We show that any explicit example for a tensor $A:[n]^r \rightarrow \mathbb{F}$ with tensor-rank
$\geq n^{r \cdot (1- o(1))}$,
(where $r = r(n) \leq \log n / \log \log n$), implies an explicit super-polynomial lower bound for the size of general arithmetic formulas over $\mathbb{F}$. This shows that strong enough lower bounds for the size of arithmetic formulas of depth~3 imply super-polynomial lower bounds for the size of general arithmetic formulas.
One component of our proof is a new approach for homogenization and multilinearization of arithmetic formulas, that gives the following
results:
We show that for any $n$-variate homogenous polynomial $f$ of degree $r$, if there exists a (fanin-2) formula of size $s$ and depth $d$ for $f$ then there exists a homogenous formula of size
$O \left( {d+r+1 \choose r} \cdot s \right)$ for $f$. In particular, for any $r \leq \log n / \log \log n$, if there exists a polynomial size formula for $f$ then there exists a polynomial size homogenous formula for~$f$. This refutes a conjecture of Nisan and Wigderson and shows that super-polynomial lower bounds for homogenous formulas for polynomials of small degree imply super-polynomial lower bounds for general formulas.

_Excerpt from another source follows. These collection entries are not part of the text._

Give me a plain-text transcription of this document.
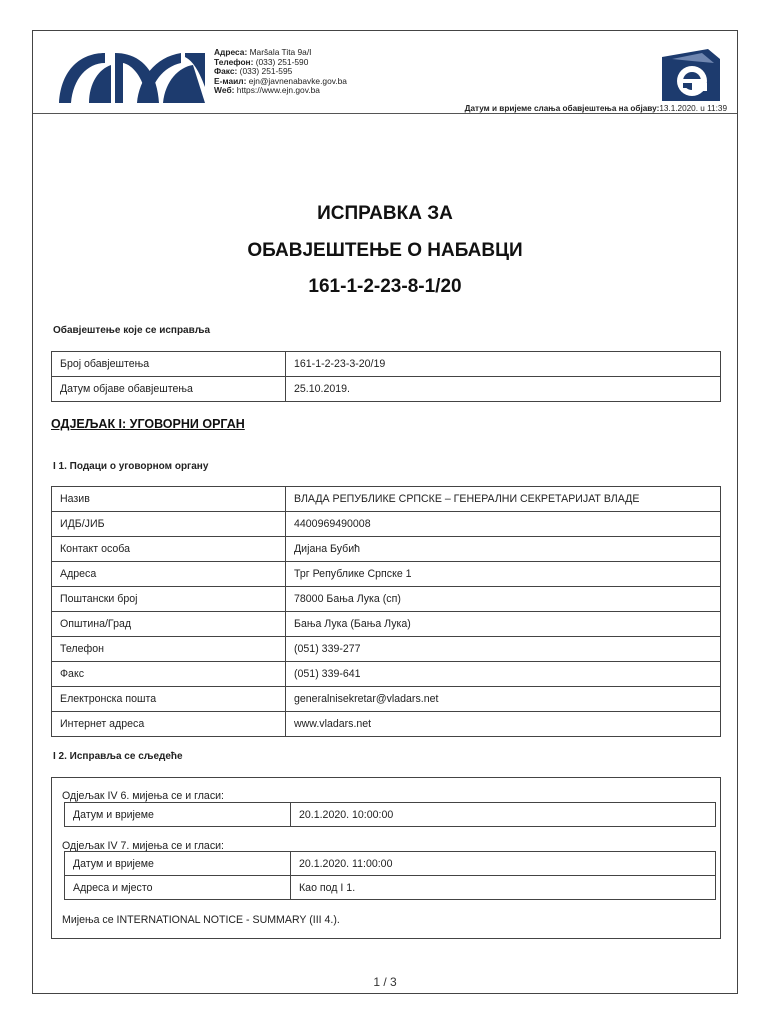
Адреса: Maršala Tita 9a/I
Телефон: (033) 251-590
Факс: (033) 251-595
E-маил: ejn@javnenabavke.gov.ba
Wеб: https://www.ejn.gov.ba
Датум и вријеме слања обавјештења на објаву:13.1.2020. u 11:39
ИСПРАВКА ЗА
ОБАВЈЕШТЕЊЕ О НАБАВЦИ
161-1-2-23-8-1/20
Обавјештење које се исправља
Број обавјештења	161-1-2-23-3-20/19
Датум објаве обавјештења	25.10.2019.
ОДЈЕЉАК I: УГОВОРНИ ОРГАН
I 1. Подаци о уговорном органу
Назив	ВЛАДА РЕПУБЛИКЕ СРПСКЕ – ГЕНЕРАЛНИ СЕКРЕТАРИЈАТ ВЛАДЕ
ИДБ/ЈИБ	4400969490008
Контакт особа	Дијана Бубић
Адреса	Трг Републике Српске 1
Поштански број	78000 Бања Лука (сп)
Општина/Град	Бања Лука (Бања Лука)
Телефон	(051) 339-277
Факс	(051) 339-641
Електронска пошта	generalnisekretar@vladars.net
Интернет адреса	www.vladars.net
I 2. Исправља се сљедеће
Одјељак IV 6. мијења се и гласи:
Датум и вријеме	20.1.2020. 10:00:00
Одјељак IV 7. мијења се и гласи:
Датум и вријеме	20.1.2020. 11:00:00
Адреса и мјесто	Као под I 1.
Мијења се INTERNATIONAL NOTICE - SUMMARY (III 4.).
1 / 3
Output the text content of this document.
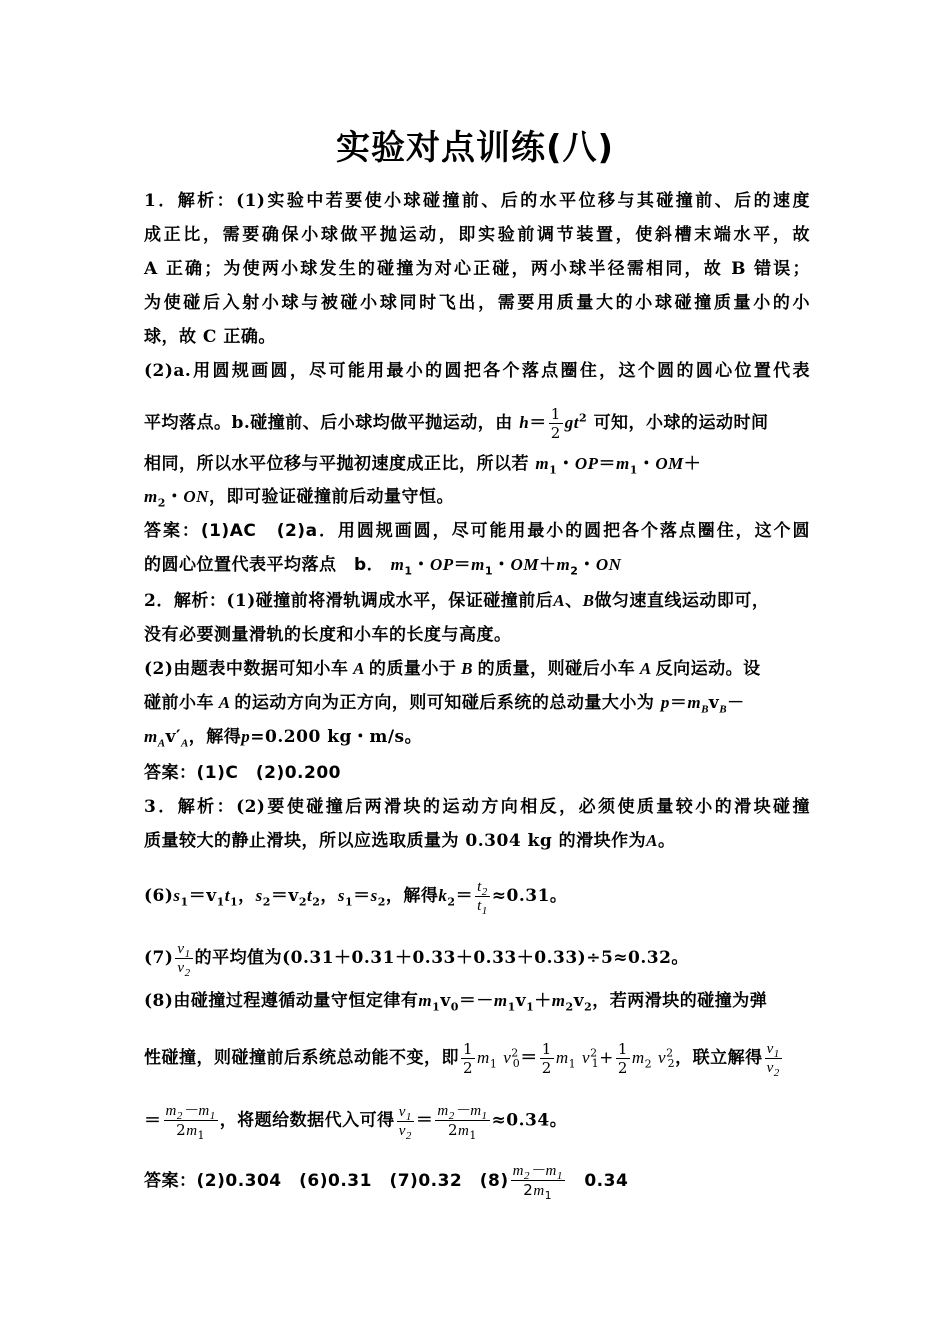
实验对点训练(八)
1．解析：(1)实验中若要使小球碰撞前、后的水平位移与其碰撞前、后的速度
成正比，需要确保小球做平抛运动，即实验前调节装置，使斜槽末端水平，故
A 正确；为使两小球发生的碰撞为对心正碰，两小球半径需相同，故 B 错误；
为使碰后入射小球与被碰小球同时飞出，需要用质量大的小球碰撞质量小的小
球，故 C 正确。
(2)a.用圆规画圆，尽可能用最小的圆把各个落点圈住，这个圆的圆心位置代表
平均落点。b.碰撞前、后小球均做平抛运动，由 $h= \frac{1}{2} gt^2$ 可知，小球的运动时间
相同，所以水平位移与平抛初速度成正比，所以若 $m_1$・$OP=m_1$・OM＋
$m_2$・ON，即可验证碰撞前后动量守恒。
答案：(1)AC　(2)a．用圆规画圆，尽可能用最小的圆把各个落点圈住，这个圆
的圆心位置代表平均落点　b． $m_1$・$OP=m_1$・$OM+m_2$・ON
2．解析：(1)碰撞前将滑轨调成水平，保证碰撞前后A、B做匀速直线运动即可，
没有必要测量滑轨的长度和小车的长度与高度。
(2)由题表中数据可知小车 A 的质量小于 B 的质量，则碰后小车 A 反向运动。设
碰前小车 A 的运动方向为正方向，则可知碰后系统的总动量大小为 $p=m_Bv_B-$
$m_Av'_A$，解得p=0.200 kg・m/s。
答案：(1)C　(2)0.200
3．解析：(2)要使碰撞后两滑块的运动方向相反，必须使质量较小的滑块碰撞
质量较大的静止滑块，所以应选取质量为 0.304 kg 的滑块作为A。
$(6)s_1=v_1t_1$，$s_2=v_2t_2$，$s_1=s_2$，解得$k_2= \frac{t_2}{t_1} \approx 0.31$。
$(7) \frac{v_1}{v_2}$ 的平均值为(0.31＋0.31＋0.33＋0.33＋0.33)÷5≈0.32。
(8)由碰撞过程遵循动量守恒定律有$m_1v_0=-m_1v_1+m_2v_2$，若两滑块的碰撞为弹
性碰撞，则碰撞前后系统总动能不变，即 $\frac{1}{2} m_1$ $v^2_0= \frac{1}{2} m_1$ $v^2_1+ \frac{1}{2} m_2$ $v^2_2$，联立解得 $\frac{v_1}{v_2}$
＝ $\frac{m_2-m_1}{2m_1}$ ，将题给数据代入可得 $\frac{v_1}{v_2} = \frac{m_2-m_1}{2m_1} \approx 0.34$。
答案：(2)0.304　(6)0.31　(7)0.32　$(8) \frac{m_2-m_1}{2m_1}$
　 0.34
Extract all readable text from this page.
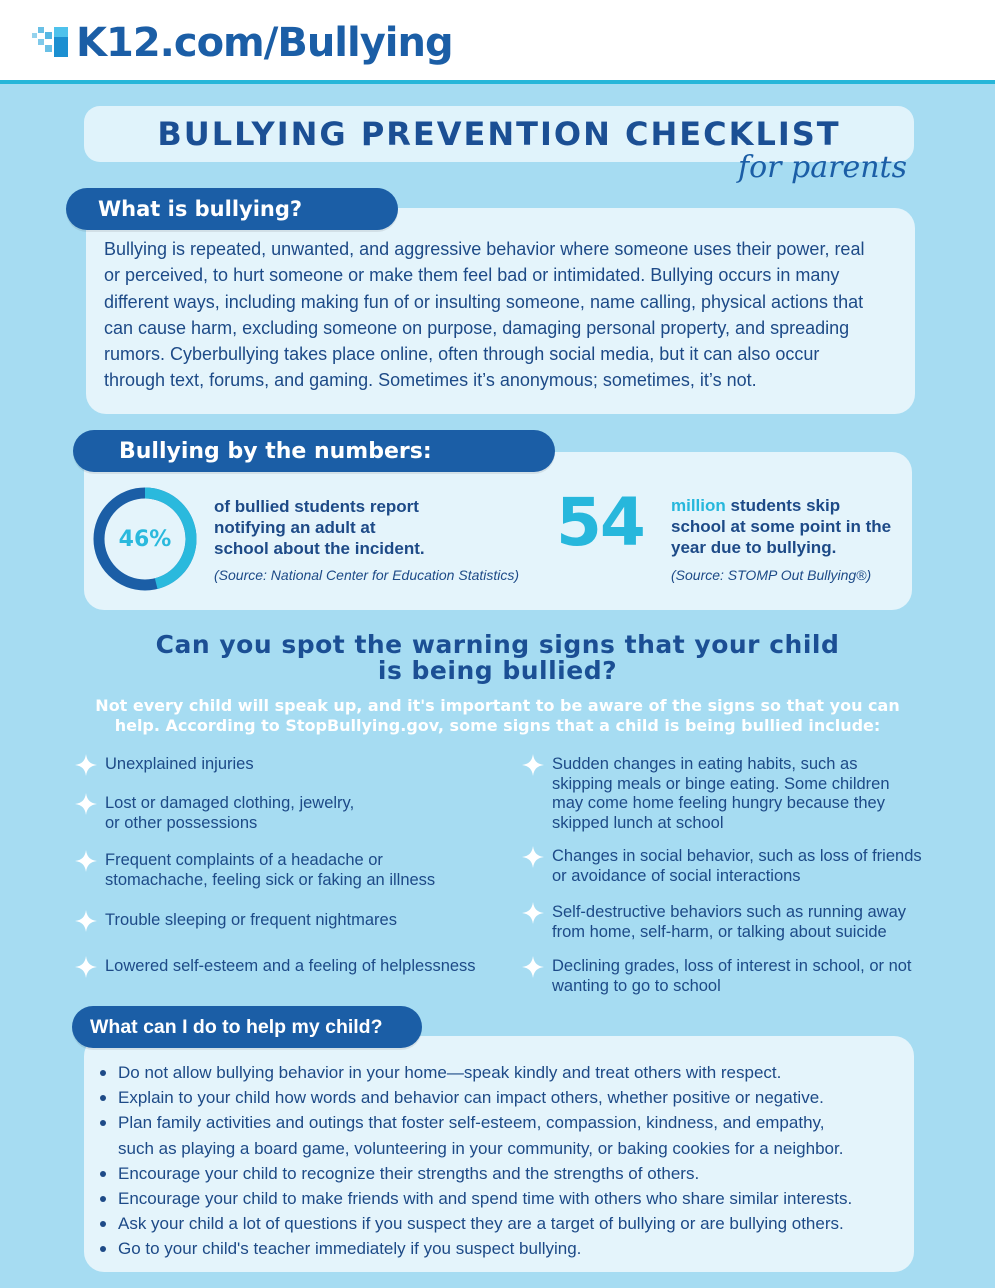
K12.com/Bullying
BULLYING PREVENTION CHECKLIST
for parents
What is bullying?
Bullying is repeated, unwanted, and aggressive behavior where someone uses their power, real
or perceived, to hurt someone or make them feel bad or intimidated. Bullying occurs in many
different ways, including making fun of or insulting someone, name calling, physical actions that
can cause harm, excluding someone on purpose, damaging personal property, and spreading
rumors. Cyberbullying takes place online, often through social media, but it can also occur
through text, forums, and gaming. Sometimes it’s anonymous; sometimes, it’s not.
Bullying by the numbers:
46%
of bullied students report
notifying an adult at
school about the incident.
(Source: National Center for Education Statistics)
54 million students skip
school at some point in the
year due to bullying.
(Source: STOMP Out Bullying®)
Can you spot the warning signs that your child
is being bullied?
Not every child will speak up, and it's important to be aware of the signs so that you can
help. According to StopBullying.gov, some signs that a child is being bullied include:
Unexplained injuries
Lost or damaged clothing, jewelry,
or other possessions
Frequent complaints of a headache or
stomachache, feeling sick or faking an illness
Trouble sleeping or frequent nightmares
Lowered self-esteem and a feeling of helplessness
Sudden changes in eating habits, such as
skipping meals or binge eating. Some children
may come home feeling hungry because they
skipped lunch at school
Changes in social behavior, such as loss of friends
or avoidance of social interactions
Self-destructive behaviors such as running away
from home, self-harm, or talking about suicide
Declining grades, loss of interest in school, or not
wanting to go to school
What can I do to help my child?
Do not allow bullying behavior in your home—speak kindly and treat others with respect.
Explain to your child how words and behavior can impact others, whether positive or negative.
Plan family activities and outings that foster self-esteem, compassion, kindness, and empathy,
such as playing a board game, volunteering in your community, or baking cookies for a neighbor.
Encourage your child to recognize their strengths and the strengths of others.
Encourage your child to make friends with and spend time with others who share similar interests.
Ask your child a lot of questions if you suspect they are a target of bullying or are bullying others.
Go to your child's teacher immediately if you suspect bullying.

We show that for any $n$-variate set-multilinear polynomial $f$ of degree $r$, if there exists a (fanin-2) formula of size $s$ and depth $d$ for $f$ then there exists a set-multilinear formula of size
$O \left( (d+2)^r \cdot s \right)$ for $f$.
In particular, for any $r \leq \log n / \log \log n$, if there exists a polynomial size formula for $f$ then there exists a polynomial size set-multilinear formula for $f$. This shows that super-polynomial lower bounds for set-multilinear formulas for polynomials of small degree imply super-polynomial lower bounds for general formulas.